Lorsque, à la scène 11 de l'acte III du Malade imaginaire, sous prétexte de bien prouver à Béralde que Béline est profondément attachée à Argan, Toinette suggère à celui-ci de faire le mort, il accepte tout de suite, disant seulement : « Je le veux bien ». Certes, un tout petit peu après, au moment de s'allonger dans son fauteuil, il a un instant d'hésitation et demande, saisi d'une soudaine inquiétude : « N'y a-t-il pas quelque danger à contrefaire le mort ? ». Mais cela ne dure pas et, Toinette lui ayant répondu sur un ton rassurant : « Non, non. Quel danger y aurait-il ?  », il n'insiste pas davantage et va aussitôt prendre la pose qui convient. Dans son livre Le Dernier Molière, M. Robert Garapon s'étonne qu'Argan accepte si facilement de « contrefaire le mort », et il estime qu'en la circonstance, la nécessité de dénouer l'intrigue a amené Molière à faire un accroc à la cohérence psychologique : « Il lui fallait terminer heureusement son spectacle, marier Angélique à Cléante et démasquer l'hypocrite Béline. Pour cela, il était indispensable qu'Argan consentît à faire le mort, ce qui va directement contre toute vraisemblance psychologique. Molière a essayé de pallier cette difficulté en prêtant à son héros cette amusante question : « N'y a-t-il pas quelque danger à contrefaire le mort ? » (III, 11); mais nous sentons trop que, s'il est un geste qui répugne à cet homme obsédé par la crainte de la mort, c'est bien de prendre la pose qu'il aura le jour où… Seulement le dénouement commande, et ce n'est pas la première fois que Molière a dû lui sacrifier quelque peu la vraisemblance [1]  ».

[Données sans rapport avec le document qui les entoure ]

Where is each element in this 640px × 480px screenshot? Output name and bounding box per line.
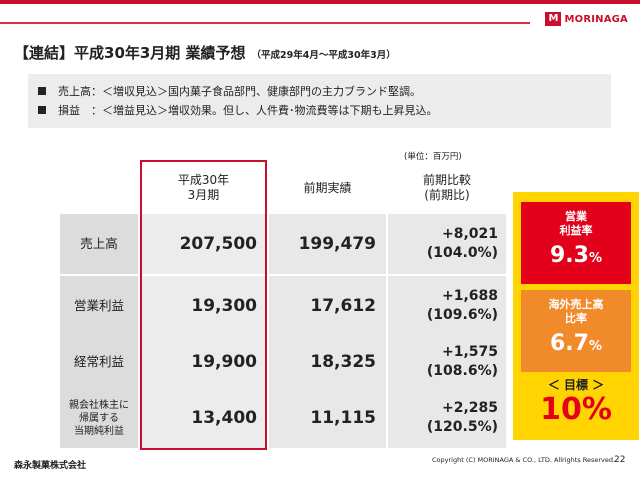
cell-diff-net-income: +2,285 (120.5%) <box>388 388 506 448</box>
row-label-sales: 売上高 <box>60 214 138 274</box>
summary-text: 売上高：＜増収見込＞国内菓子食品部門、健康部門の主力ブランド堅調。 <box>58 84 421 98</box>
cell-prev-net-income: 11,115 <box>269 388 386 448</box>
kpi-label: 海外売上高 比率 <box>548 298 604 326</box>
header-compare: 前期比較 (前期比) <box>388 162 506 214</box>
header-prev: 前期実績 <box>269 162 386 214</box>
header-rule <box>0 22 530 24</box>
cell-diff-sales: +8,021 (104.0%) <box>388 214 506 274</box>
summary-item-profit: 損益 ：＜増益見込＞増収効果。但し、人件費･物流費等は下期も上昇見込。 <box>38 100 611 119</box>
brand-mark-icon: M <box>545 12 562 26</box>
row-label-net-income: 親会社株主に 帰属する 当期純利益 <box>60 388 138 448</box>
target-value: 10% <box>540 392 612 427</box>
cell-plan-ordinary-income: 19,900 <box>140 332 267 392</box>
kpi-operating-margin: 営業 利益率 9.3% <box>521 202 631 284</box>
summary-box: 売上高：＜増収見込＞国内菓子食品部門、健康部門の主力ブランド堅調。 損益 ：＜増… <box>28 74 611 128</box>
target-label: ＜ 目標 ＞ <box>547 378 605 392</box>
kpi-overseas-ratio: 海外売上高 比率 6.7% <box>521 290 631 372</box>
page-title: 【連結】平成30年3月期 業績予想 （平成29年4月～平成30年3月） <box>14 42 396 63</box>
kpi-panel: 営業 利益率 9.3% 海外売上高 比率 6.7% ＜ 目標 ＞ 10% <box>513 192 639 440</box>
cell-diff-operating-income: +1,688 (109.6%) <box>388 276 506 336</box>
brand-name: MORINAGA <box>564 13 628 25</box>
cell-plan-net-income: 13,400 <box>140 388 267 448</box>
brand-logo: M MORINAGA <box>545 10 628 28</box>
copyright: Copyright (C) MORINAGA & CO., LTD. Allri… <box>432 456 616 464</box>
kpi-value: 9.3% <box>549 242 602 268</box>
cell-prev-operating-income: 17,612 <box>269 276 386 336</box>
title-main: 【連結】平成30年3月期 業績予想 <box>14 44 246 62</box>
kpi-label: 営業 利益率 <box>559 210 593 238</box>
square-bullet-icon <box>38 105 46 114</box>
top-accent-bar <box>0 0 640 4</box>
cell-prev-sales: 199,479 <box>269 214 386 274</box>
company-name: 森永製菓株式会社 <box>14 461 87 471</box>
summary-item-sales: 売上高：＜増収見込＞国内菓子食品部門、健康部門の主力ブランド堅調。 <box>38 81 611 100</box>
summary-text: 損益 ：＜増益見込＞増収効果。但し、人件費･物流費等は下期も上昇見込。 <box>58 103 438 117</box>
unit-label: (単位：百万円) <box>404 152 462 162</box>
cell-plan-operating-income: 19,300 <box>140 276 267 336</box>
title-period: （平成29年4月～平成30年3月） <box>251 50 396 61</box>
cell-diff-ordinary-income: +1,575 (108.6%) <box>388 332 506 392</box>
page-number: 22 <box>614 455 626 465</box>
row-label-ordinary-income: 経常利益 <box>60 332 138 392</box>
header-plan: 平成30年 3月期 <box>142 162 265 214</box>
cell-prev-ordinary-income: 18,325 <box>269 332 386 392</box>
kpi-value: 6.7% <box>549 330 602 356</box>
row-label-operating-income: 営業利益 <box>60 276 138 336</box>
square-bullet-icon <box>38 86 46 95</box>
cell-plan-sales: 207,500 <box>140 214 267 274</box>
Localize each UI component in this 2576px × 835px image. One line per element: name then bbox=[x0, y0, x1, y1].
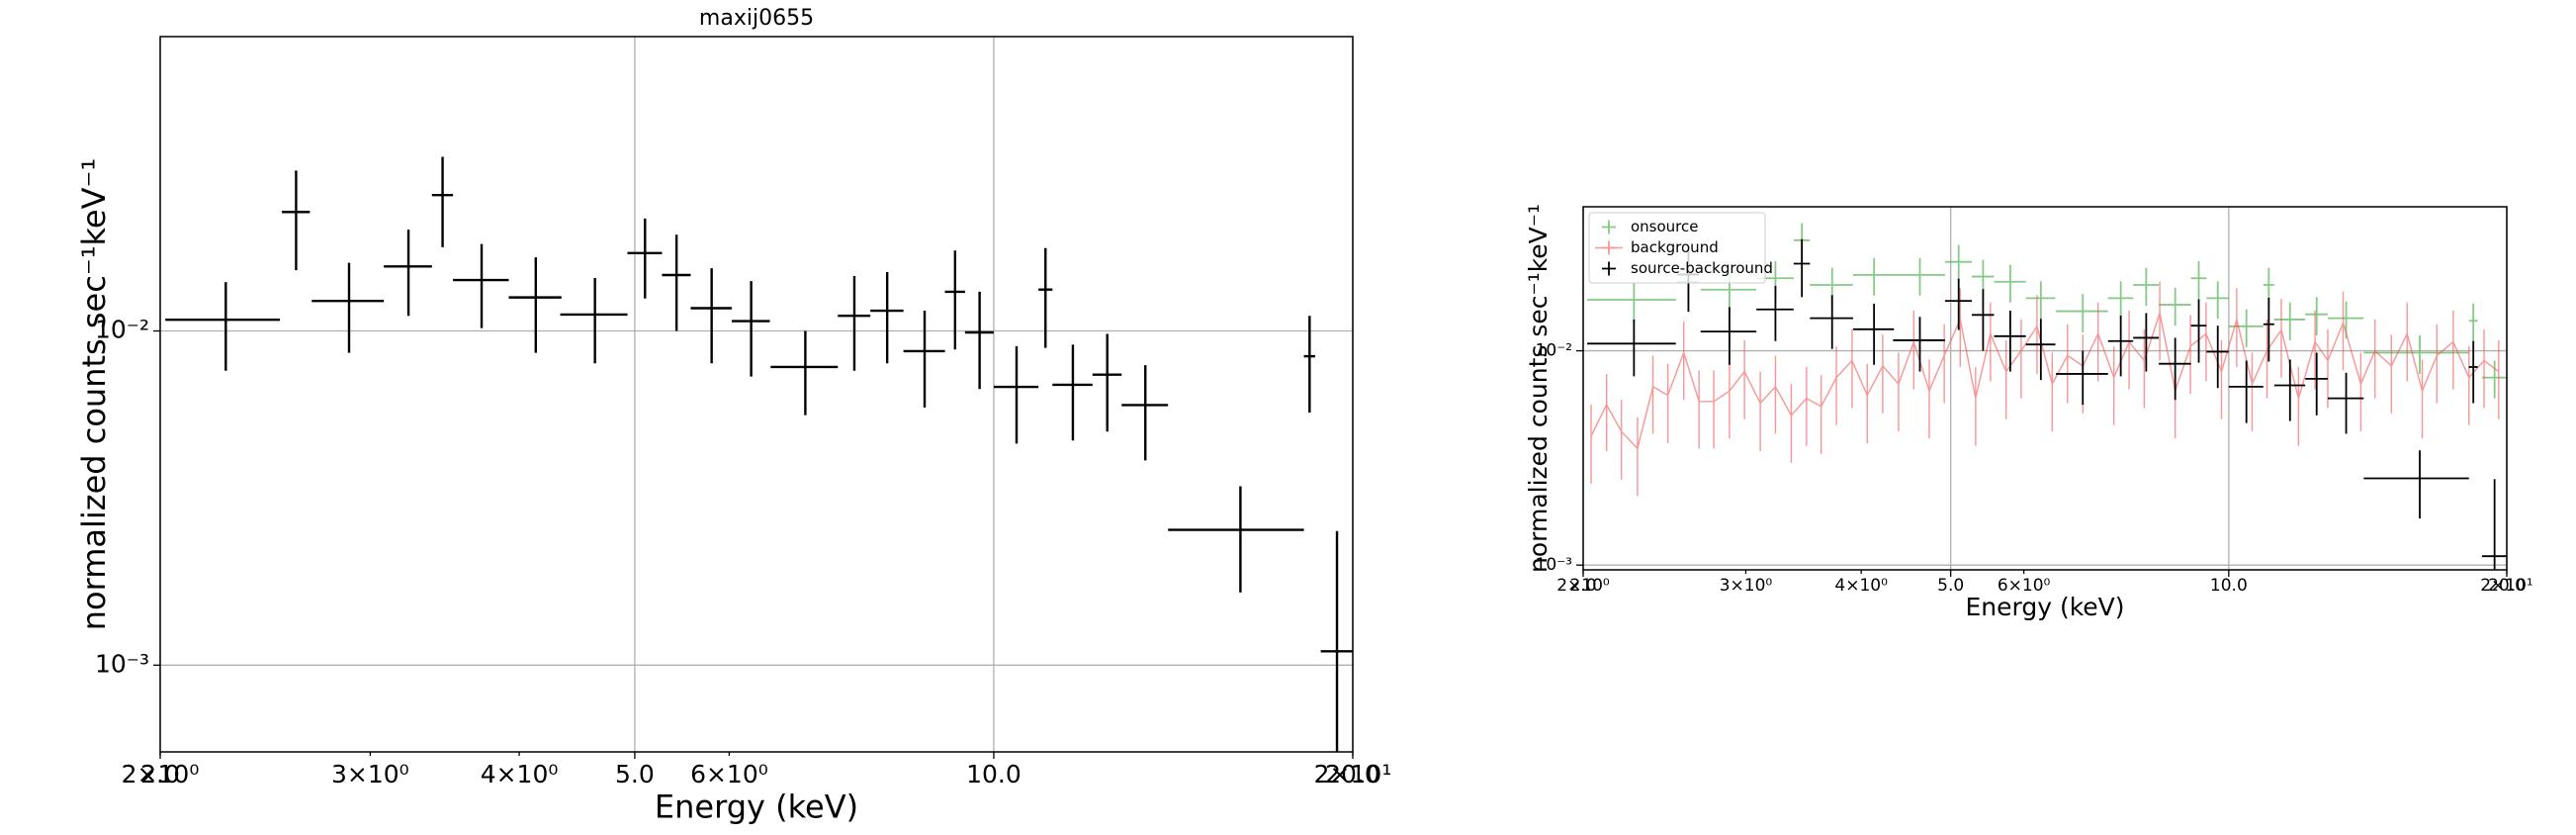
x-tick-label: 6×10⁰ bbox=[1998, 576, 2051, 596]
series bbox=[1590, 281, 2500, 497]
plot-area bbox=[165, 156, 1353, 752]
y-axis-label: normalized counts sec⁻¹keV⁻¹ bbox=[1524, 204, 1553, 573]
series bbox=[1587, 238, 2507, 570]
y-tick-label: 10⁻³ bbox=[1536, 555, 1572, 575]
legend-box bbox=[1588, 212, 1766, 284]
legend-marker bbox=[1595, 240, 1623, 255]
x-tick-label: 5.0 bbox=[615, 760, 655, 789]
x-tick-label: 2.0 bbox=[140, 760, 180, 789]
axes-frame bbox=[1582, 206, 2508, 571]
legend-label: onsource bbox=[1631, 218, 1699, 235]
y-axis-label: normalized counts sec⁻¹keV⁻¹ bbox=[75, 158, 113, 630]
x-tick-label: 10.0 bbox=[966, 760, 1022, 789]
legend-marker bbox=[1602, 220, 1616, 234]
x-tick-label: 6×10⁰ bbox=[690, 760, 768, 789]
y-tick-label: 10⁻² bbox=[1536, 341, 1572, 361]
x-tick-label: 20.0 bbox=[1325, 760, 1380, 789]
x-tick-label: 4×10⁰ bbox=[481, 760, 559, 789]
x-tick-label: 10.0 bbox=[2210, 576, 2248, 596]
x-tick-label: 2×10¹ bbox=[2480, 576, 2533, 596]
x-tick-label: 2×10⁰ bbox=[122, 760, 200, 789]
axes: 2×10⁰ 3×10⁰ 4×10⁰ 6×10⁰ 2×10¹ 2.0 5.0 10.0 20.0 1… bbox=[1524, 204, 2533, 621]
axes: 2×10⁰ 3×10⁰ 4×10⁰ 6×10⁰ 2×10¹ 2.0 5.0 10.0 20.0 1… bbox=[75, 6, 1391, 826]
series bbox=[1587, 223, 2507, 399]
chart-title: maxij0655 bbox=[699, 6, 814, 31]
y-tick-label: 10⁻³ bbox=[95, 649, 149, 678]
x-tick-label: 2×10¹ bbox=[1314, 760, 1392, 789]
x-tick-label: 3×10⁰ bbox=[1720, 576, 1773, 596]
axes-frame bbox=[159, 36, 1354, 753]
plot-area bbox=[1587, 223, 2507, 570]
x-tick-label: 20.0 bbox=[2488, 576, 2526, 596]
legend-label: background bbox=[1631, 238, 1719, 256]
x-tick-label: 2×10⁰ bbox=[1556, 576, 1610, 596]
line bbox=[1590, 310, 2500, 450]
x-tick-label: 4×10⁰ bbox=[1834, 576, 1888, 596]
x-axis-label: Energy (keV) bbox=[1965, 593, 2124, 621]
y-tick-label: 10⁻² bbox=[95, 316, 149, 344]
legend-label: source-background bbox=[1631, 259, 1773, 277]
x-axis-label: Energy (keV) bbox=[655, 789, 858, 826]
series bbox=[165, 156, 1353, 752]
x-tick-label: 3×10⁰ bbox=[331, 760, 409, 789]
legend-marker bbox=[1602, 261, 1616, 276]
x-tick-label: 5.0 bbox=[1937, 576, 1964, 596]
x-tick-label: 2.0 bbox=[1569, 576, 1596, 596]
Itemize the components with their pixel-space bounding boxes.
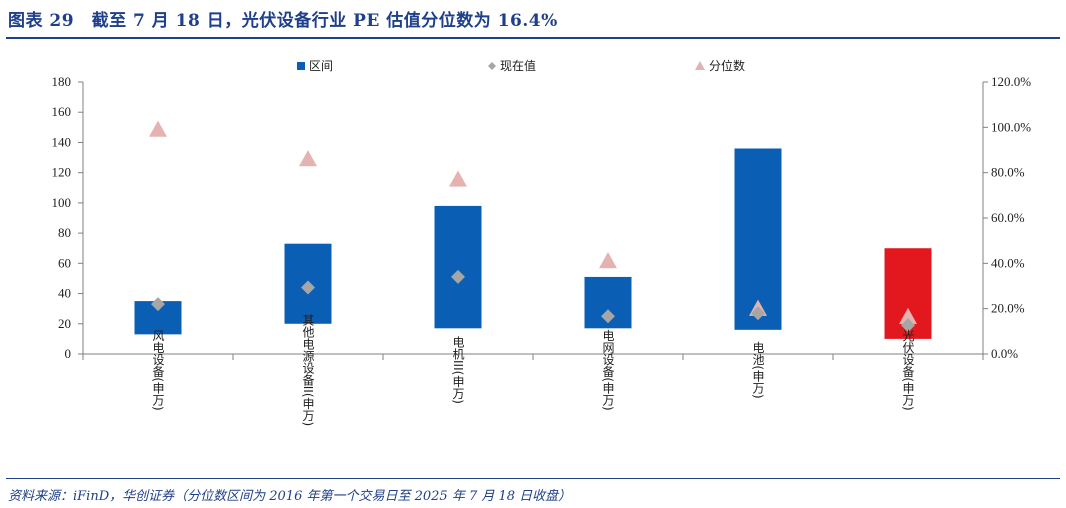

Certes, il est clair, et c'est d'ailleurs très souvent le cas des malades imaginaires, qu'Argan a encore beaucoup moins envie de mourir que la plupart des gens. La terreur que lui ont inspirée les menaces de M. Purgon à la scène 5 de l'acte III, suffirait à le prouver [2]. On pourrait donc s'attendre à le voir réagir très violemment à la suggestion de Toinette et la repousser avec horreur. Aussi bien, Molière n'a-t-il pas manqué de se dire qu'il ne pouvait pas ne pas éprouver une certaine appréhension à l'idée de faire le mort. Et c'est pourquoi, comme le rappelle M. Garapon, il lui a prêté un évident mouvement de recul en lui faisant demander ; « N'y a-t-il pas quelque danger à contrefaire le mort ? » Cette réplique est justement célèbre, car l'inquiétude d'Argan s'y exprime avec une naïveté tout à fait plaisante. Bien évidemment, et l'indéfini « quelque » le montre bien, il ne voit pas trop comment le fait de faire le mort pourrait être dangereux. Et pour cause : comme le pense Toinette, l'opération est absolument sans danger. Mais Argan est superstitieux, du moins pour tout ce qui touche à la santé, et, comme tous les gens superstitieux, il est d'autant plus porté à croire à l'existence d'un phénomène qu'il voit moins comment il peut se produire. Mystérieux, le danger n'en est que plus effrayant, car, n'en doutons pas (le « quelque  » a aussi la valeur d'une litote), le danger auquel il pense, c'est, bien sûr, un danger de mort. Peut-être craint-il très confusément que, par une espèce de contagion mystérieuse, la mort jouée ne se transforme en mort réelle, que la nature, irritée par cette comédie sacrilège, ne veuille le punir en le prenant à son propre jeu. À moins qu'il ne redoute, car, pour Argan, ce sont les médecins qui sont les vrais maîtres de la vie et de la mort [3], que ce ne soit la médecine qui s'estime bafouée et veuille se venger. Sans doute faudrait-il, pour qu'il se sentît parfaitement rassuré, que M. Purgon lui prescrivît de faire le mort par une ordonnance en bonne et due forme.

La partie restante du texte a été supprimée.